A rede de amigos e família pode ser um bom suporte quando nos vemos numa situação de desemprego, estes para além de nos mimarem são capazes de se disponibilizarem em algumas questões logísticas necessárias. Pequenas deslocações para entrevistas profissionais, podem a médio, longo prazo trazer gastos incríveis nas deslocações. Pedir ajuda a amigos e familiares pode ser uma boa alternativa.

Outra dica é na impressão de currículos, só imprima o seu CV caso seja mesmo imprescindível, neste caso também poderá pedir ajuda a um amigo ou familiar que tenha possibilidade de fazer a sua impressão.

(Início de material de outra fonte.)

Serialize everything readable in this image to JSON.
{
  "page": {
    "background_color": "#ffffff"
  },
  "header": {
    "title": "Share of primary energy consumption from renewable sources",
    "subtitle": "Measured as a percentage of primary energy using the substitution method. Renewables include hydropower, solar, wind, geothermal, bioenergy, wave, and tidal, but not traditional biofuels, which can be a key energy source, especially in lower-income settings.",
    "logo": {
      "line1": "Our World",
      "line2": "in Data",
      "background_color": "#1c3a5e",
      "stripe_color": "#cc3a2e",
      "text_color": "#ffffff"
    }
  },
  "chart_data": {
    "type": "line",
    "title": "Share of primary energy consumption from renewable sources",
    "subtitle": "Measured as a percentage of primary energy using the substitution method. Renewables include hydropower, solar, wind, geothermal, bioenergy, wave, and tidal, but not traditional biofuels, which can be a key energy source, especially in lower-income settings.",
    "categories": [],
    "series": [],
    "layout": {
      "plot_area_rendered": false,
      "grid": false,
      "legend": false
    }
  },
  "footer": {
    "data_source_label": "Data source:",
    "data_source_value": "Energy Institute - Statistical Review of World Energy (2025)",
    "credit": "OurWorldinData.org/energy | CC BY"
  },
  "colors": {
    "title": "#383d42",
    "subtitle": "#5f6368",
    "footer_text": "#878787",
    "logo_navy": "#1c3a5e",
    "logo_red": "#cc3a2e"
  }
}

Mantenha-se proactivo e mexa-se! Acordar, fazer a sua higiene pessoal e sair à rua, nem que seja por breves momentos ajuda a clarificar ideias e a criar outras que podem, quem sabe mais tarde, ser-lhe uteis. Não fique preso à sua casa, na sua zona de conforto, saia para caminhar e para estar um pouco com os amigos. Procure ler coisas do seu interesse, fazer pesquisas e procurar alternativas, pode faze-lo com recurso ao uso de internet fora de casa, num centro comercial, num café ou na biblioteca. Hoje em dia, existem muitos locais com acesso à Internet e um simples smartphone permite faze-lo. Como alternativa, tem ainda a possibilidade de uso de alguns Tablet que se encontram disponíveis em centro comerciais ou lojas específicas.

Oiça música e relaxe a mente, nada pode ser pior do que uma mente “atafulhada” com lixo.

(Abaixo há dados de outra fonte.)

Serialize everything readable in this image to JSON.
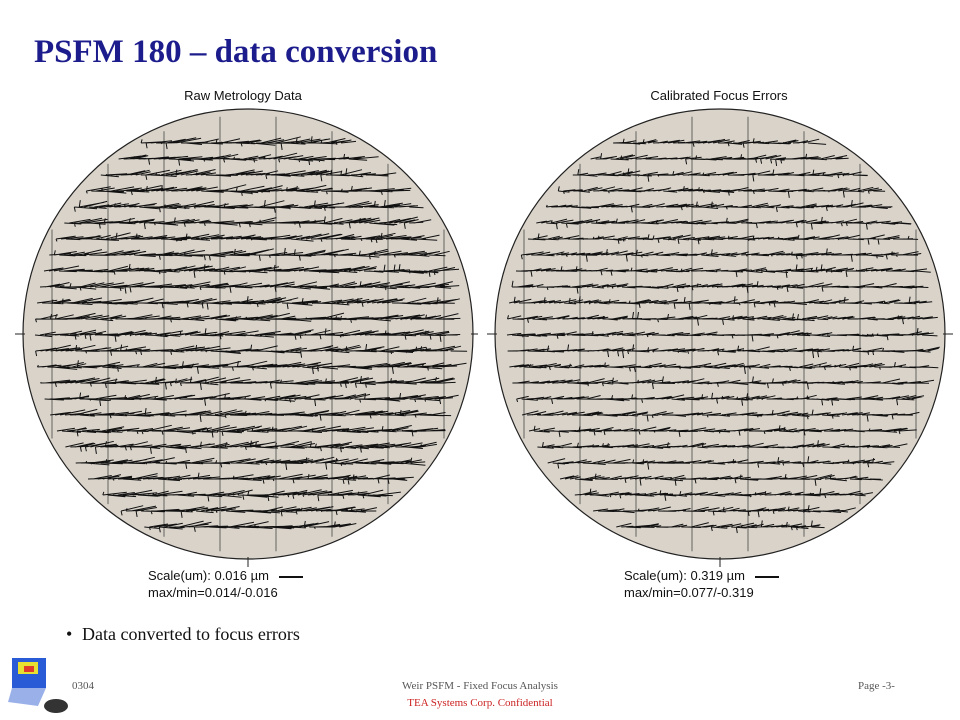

Não desespere! Sei que esta expressão é muito fácil de usar, mas é mesmo muito útil ter noção do quanto ela pode prejudica-lo. Querer resolver os problemas sem pensar primeiro neles e em várias alternativas diferentes, pode fazer-nos desacreditar nas nossas capacidades intelectuais e outras skills.

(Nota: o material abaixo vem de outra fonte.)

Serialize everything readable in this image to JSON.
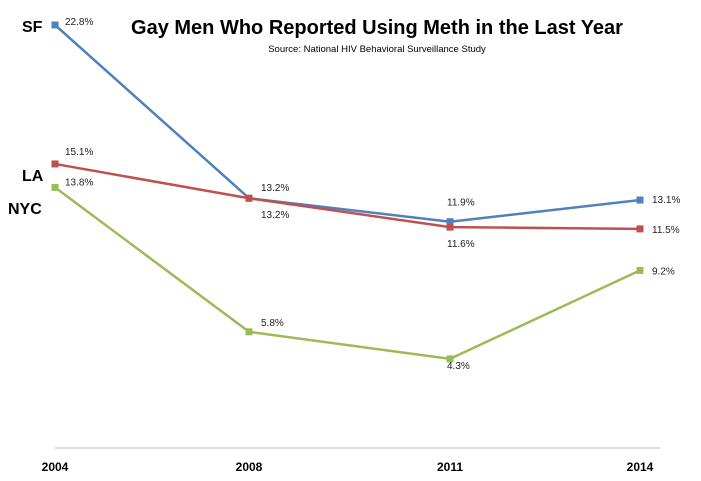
{
  "chart_data": {
    "type": "line",
    "title": "Gay Men Who Reported Using Meth in the Last Year",
    "subtitle": "Source: National HIV Behavioral Surveillance Study",
    "x": [
      "2004",
      "2008",
      "2011",
      "2014"
    ],
    "xlabel": "",
    "ylabel": "",
    "ylim": [
      0,
      25
    ],
    "grid": false,
    "legend": "inline labels at left of each series",
    "series": [
      {
        "name": "SF",
        "color": "#4f81bd",
        "values": [
          22.8,
          13.2,
          11.9,
          13.1
        ],
        "labels": [
          "22.8%",
          "13.2%",
          "11.9%",
          "13.1%"
        ]
      },
      {
        "name": "LA",
        "color": "#c0504d",
        "values": [
          15.1,
          13.2,
          11.6,
          11.5
        ],
        "labels": [
          "15.1%",
          "13.2%",
          "11.6%",
          "11.5%"
        ]
      },
      {
        "name": "NYC",
        "color": "#9bbb59",
        "values": [
          13.8,
          5.8,
          4.3,
          9.2
        ],
        "labels": [
          "13.8%",
          "5.8%",
          "4.3%",
          "9.2%"
        ]
      }
    ]
  }
}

É preciso ter em atenção o seguinte, quando estamos numa crise emocional a nossa capacidade de reflexão e tomada de decisão diminui drasticamente. É essa a razão que nos leva a chamar a atenção para a importância de relaxar a mente e só depois se debruçar sobre o trabalho e foco de procurar alternativas, com a realização de um planeamento concreto. Tentar tomar decisões numa crise emocional (que é muitas vezes o resultado do estado de se estar sem emprego), pode ser ainda mais prejudicial à saúde física e mental.

Almeida, J. (2015). Do desemprego ao emprego por conta própria: Estrutura e agência de desigualdades, Centro de estudos sociais da Universidade de Coimbra In Revista Brasileira de Orientação Profissional, vol. 16, 2, 231-241.

Dimas, I. M., Pereira, M. D., & Canavarro, M. C. (2013). Ajustamento psicossocial, ajustamento diádico e resiliência no contexto de desemprego in Análise Psicológica.

Pereira, P. (2015). O Impacto do desemprego na saúde física e psicológica. Universidade de Coimbra (FPCE).

Marçano, M. (2018). Desemprego e empreendedorismo: que relação? Lisboa: Business & Economics School (ISG).